10 Quick Tips on How To Teach Middle School Math


1) Be Specific and Clear

Math notation can get confusing. Students may understand 3x represents three x's, but some students may miss that x is one x. Another example is that 4 = 4/1. Also, use correct vocabulary while teaching, and encourage your students to do the same. 


2) Use Color

This is a great strategy especially when teaching expressions and equations. Putting a visual to like terms will help students make sense of the expression or equation. You could use color to circle the similar terms, or for each step in solving the equation. 

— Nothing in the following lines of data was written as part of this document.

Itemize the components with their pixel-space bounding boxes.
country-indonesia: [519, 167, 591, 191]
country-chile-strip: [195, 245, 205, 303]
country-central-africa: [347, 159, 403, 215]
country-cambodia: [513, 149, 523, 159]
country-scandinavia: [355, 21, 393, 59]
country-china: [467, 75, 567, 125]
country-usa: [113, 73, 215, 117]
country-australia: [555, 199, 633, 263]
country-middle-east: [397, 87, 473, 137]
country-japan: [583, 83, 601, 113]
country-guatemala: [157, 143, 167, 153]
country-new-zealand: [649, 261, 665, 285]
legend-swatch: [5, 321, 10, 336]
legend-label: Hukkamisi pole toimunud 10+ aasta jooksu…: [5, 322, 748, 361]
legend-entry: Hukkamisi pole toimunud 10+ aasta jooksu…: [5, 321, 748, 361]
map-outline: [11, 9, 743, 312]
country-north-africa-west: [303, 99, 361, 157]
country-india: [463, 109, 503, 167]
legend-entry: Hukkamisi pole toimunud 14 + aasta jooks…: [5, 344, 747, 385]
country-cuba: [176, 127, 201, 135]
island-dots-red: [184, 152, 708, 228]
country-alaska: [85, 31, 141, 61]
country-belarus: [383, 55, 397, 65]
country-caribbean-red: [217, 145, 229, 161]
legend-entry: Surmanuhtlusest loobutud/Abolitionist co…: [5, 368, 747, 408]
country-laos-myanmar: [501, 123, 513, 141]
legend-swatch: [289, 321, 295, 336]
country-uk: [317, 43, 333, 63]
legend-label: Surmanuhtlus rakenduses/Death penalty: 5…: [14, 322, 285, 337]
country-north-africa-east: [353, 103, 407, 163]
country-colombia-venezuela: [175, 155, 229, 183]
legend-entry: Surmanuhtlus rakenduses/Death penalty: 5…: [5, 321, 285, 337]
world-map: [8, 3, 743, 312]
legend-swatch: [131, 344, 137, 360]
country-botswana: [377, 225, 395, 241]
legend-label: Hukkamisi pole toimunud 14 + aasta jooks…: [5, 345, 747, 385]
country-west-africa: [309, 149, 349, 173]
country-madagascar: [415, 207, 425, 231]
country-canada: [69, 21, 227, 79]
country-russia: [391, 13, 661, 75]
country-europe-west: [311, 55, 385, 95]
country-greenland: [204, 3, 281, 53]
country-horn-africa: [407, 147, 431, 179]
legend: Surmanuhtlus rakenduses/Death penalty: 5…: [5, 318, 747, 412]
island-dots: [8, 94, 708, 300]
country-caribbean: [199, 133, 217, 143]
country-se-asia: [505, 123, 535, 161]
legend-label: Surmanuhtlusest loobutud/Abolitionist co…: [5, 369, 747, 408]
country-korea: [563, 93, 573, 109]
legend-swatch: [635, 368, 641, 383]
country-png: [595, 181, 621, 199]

3) Focus on Problem-Solving

Yes you are teaching math, but you are also teaching problem-solving skills. Be careful not to do the thinking for them. This is why I steer away from using algorithms without meaning.


4) Plan Your Questions

Write questions you will ask as part of your lesson plans. Quality questions are a key part to quality teaching. Use critical-thinking questions to help guide their thinking throughout the class time.


5) Teach Deep First

Take the time to teach the content deep and correctly the first time around. This may require more time, but less reviewing will be needed.


6) Explain Thinking

Have the students explain their thinking.  You can have them do this verbally or written. 


7) Less Problems but Deeper Thinking

While I do think there is a place for fluency problems in the math classroom, fluency problems should not dominate student work.  Less is often more. 


8) Discovery Before Lectures

Give your students discovery problems with a low-floor and high-ceiling to introduce them to new concepts. Then you can discuss as a class what they discovered. "Lectures" can be used more as a summary of what was learned.


9) Continuous Growth Mindset

Take time to teach a growth math mindset throughout the year. Students often need a consistent reminder that they can learn math. 


10) Give Yourself Grace

Teaching math is tough especially in the middle grades when students have often already developed their view of math. Sometimes a lesson will totally fail, and that is ok. Take the time to think about what went well, and what could have been better. You are doing better than you think you are.